La rue Próżna, mise à jour

Bonjour à tous et mes meilleurs vœux pour 2017. La santé avant tout. La page Facebook de Shabbat Goy a été mise en veille pour l'année qui vient, elle n'est donc plus accessible.
Rue Próżna
Rue Próżna © www.shabbat-goy.com (Cliquer pour agrandir)
Merci à ceux qui m'ont rejoint ici, ils ne sont pas des masses, mais la qualité du lectorat n'est-elle pas à préférer à l'audimat ? Ceci dit, le site reste visité. Les Etats-Unis en tête suivi par les français, les belges, les canadiens, les israéliens, les suisses, les allemands, quelques anglais, hollandais, suédois et d'autres d'un peu partout. N'hésitez pas quand même à faire connaître Shabbat Goy autour de vous. Vous pouvez cependant partager les articles qui vous intéressent sur votre page Facebook. Ci dessous la mise à jour de la page sur la rue Próżna à Varsovie, aujourd'hui l'un des lieux incontournables des visites de la Varsovie juive. > Rue Próżna, lire la suite....

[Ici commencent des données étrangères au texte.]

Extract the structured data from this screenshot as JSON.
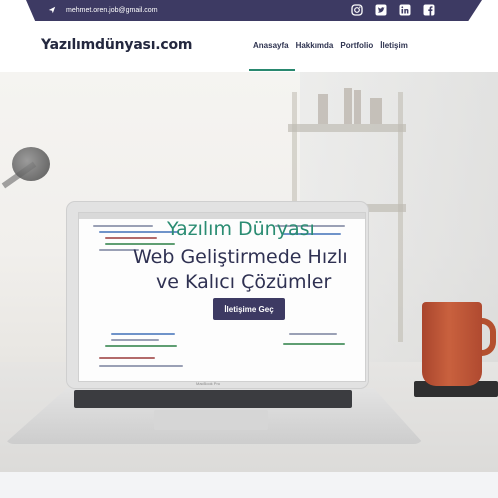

La petite fille de la rue Próżna

Lusia Bronstein, une histoire derrière un visage

En 1994, dans le cadre du projet And I can still see their faces (Et je peux toujours voir leurs visages) la directrice de la Fondation Shalom de Varsovie, Gołda Tencer lança un appel à travers le monde afin de collecter des photographies de juifs disparus durant la Shoah. Plus de 9000 clichés purent être ainsi collectés. Ils furent mis en valeur à travers une exposition présentée en Pologne ainsi que dans de nombreuses villes à travers le monde.

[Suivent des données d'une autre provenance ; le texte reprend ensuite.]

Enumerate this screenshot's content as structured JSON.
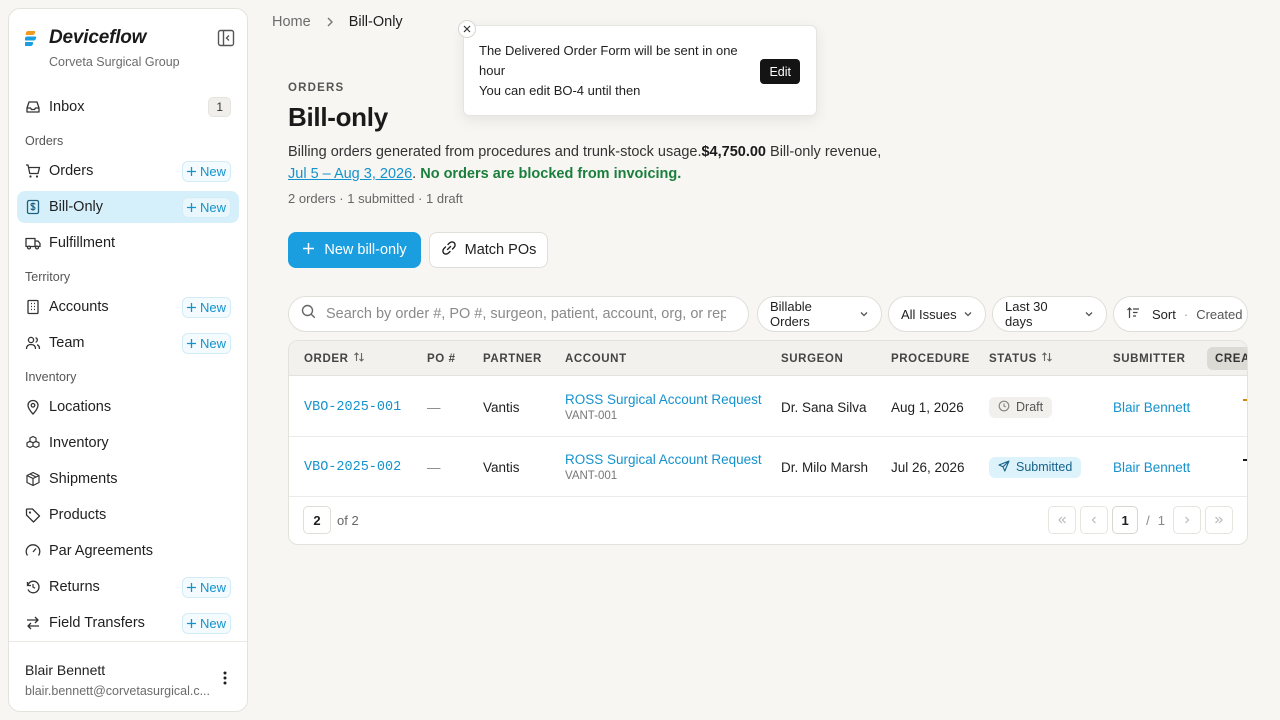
{
  "app": {
    "name": "Deviceflow",
    "org": "Corveta Surgical Group"
  },
  "sidebar": {
    "inbox": {
      "label": "Inbox",
      "count": "1"
    },
    "sections": {
      "orders": "Orders",
      "territory": "Territory",
      "inventory": "Inventory"
    },
    "items": {
      "orders": {
        "label": "Orders",
        "new": "New"
      },
      "bill_only": {
        "label": "Bill-Only",
        "new": "New"
      },
      "fulfillment": {
        "label": "Fulfillment"
      },
      "accounts": {
        "label": "Accounts",
        "new": "New"
      },
      "team": {
        "label": "Team",
        "new": "New"
      },
      "locations": {
        "label": "Locations"
      },
      "inventory": {
        "label": "Inventory"
      },
      "shipments": {
        "label": "Shipments"
      },
      "products": {
        "label": "Products"
      },
      "par_agreements": {
        "label": "Par Agreements"
      },
      "returns": {
        "label": "Returns",
        "new": "New"
      },
      "field_transfers": {
        "label": "Field Transfers",
        "new": "New"
      }
    },
    "user": {
      "name": "Blair Bennett",
      "email": "blair.bennett@corvetasurgical.c..."
    }
  },
  "breadcrumb": {
    "home": "Home",
    "current": "Bill-Only"
  },
  "toast": {
    "line1": "The Delivered Order Form will be sent in one hour",
    "line2": "You can edit BO-4 until then",
    "edit": "Edit"
  },
  "header": {
    "eyebrow": "ORDERS",
    "title": "Bill-only",
    "desc_text": "Billing orders generated from procedures and trunk-stock usage.",
    "revenue": "$4,750.00",
    "revenue_suffix": " Bill-only revenue,",
    "date_range": "Jul 5 – Aug 3, 2026",
    "period": ".",
    "ok_text": "No orders are blocked from invoicing.",
    "counts": "2 orders · 1 submitted · 1 draft"
  },
  "actions": {
    "new_bill_only": "New bill-only",
    "match_pos": "Match POs"
  },
  "filters": {
    "search_placeholder": "Search by order #, PO #, surgeon, patient, account, org, or rep...",
    "billable": "Billable Orders",
    "issues": "All Issues",
    "period": "Last 30 days",
    "sort_label": "Sort",
    "sort_sep": "·",
    "sort_value": "Created"
  },
  "table": {
    "headers": {
      "order": "ORDER",
      "po": "PO #",
      "partner": "PARTNER",
      "account": "ACCOUNT",
      "surgeon": "SURGEON",
      "procedure": "PROCEDURE",
      "status": "STATUS",
      "submitter": "SUBMITTER",
      "created": "CREAT"
    },
    "rows": [
      {
        "order": "VBO-2025-001",
        "po": "—",
        "partner": "Vantis",
        "account": "ROSS Surgical Account Request",
        "account_code": "VANT-001",
        "surgeon": "Dr. Sana Silva",
        "procedure": "Aug 1, 2026",
        "status": "Draft",
        "submitter": "Blair Bennett"
      },
      {
        "order": "VBO-2025-002",
        "po": "—",
        "partner": "Vantis",
        "account": "ROSS Surgical Account Request",
        "account_code": "VANT-001",
        "surgeon": "Dr. Milo Marsh",
        "procedure": "Jul 26, 2026",
        "status": "Submitted",
        "submitter": "Blair Bennett"
      }
    ],
    "footer": {
      "page_size": "2",
      "of_total": "of 2",
      "page": "1",
      "page_sep": "/",
      "page_total": "1"
    }
  },
  "colors": {
    "accent": "#1a9ee0",
    "link": "#1592cc",
    "active_nav": "#d6f0fb",
    "success": "#1a7f3c"
  }
}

Les visiteurs qui viennent du côté de la place Grzybowski, l'un des anciens quartiers juifs de la capitale, peuvent en apercevoir quelques-uns sur la façade décrépie de l'ancien immeuble Wolanowski du 14 de la rue Próżna.
Lusia Bronstein (Cliquer pour agrandir) - Photo ©  www.shabbat-goy.com
Lusia Bronstein (Cliquer pour agrandir) - Photo © www.shabbat-goy.com
Un visage attire plus particulièrement l'attention, c'est celui d'une petite fille qui s'appelait Lusia Bronstein.
Elle était la fille de Chaskiel Bronstein, un photographe et juif assimilé qui possédait le studio Fotografika au 4 de la rue de Cracovie à Tarnów. Une partie de la famille Bronstein possédait la nationalité brésilienne.
En 1939, Chaskiel qui seul possédait un passeport qu'il avait réussi à se procurer deux semaines avant la guerre se rendit en Amérique du sud pour essayer de procurer un passeport pour les membres de sa famille. N'ayant pu obtenir le précieux document, il rejoignit sa famille en Pologne, laquelle fut ensuite déportée vers l'Allemagne où on perdit sa trace.
L'ancien studio de photographie abrite aujourd'hui la bibliothèque à Tarnów.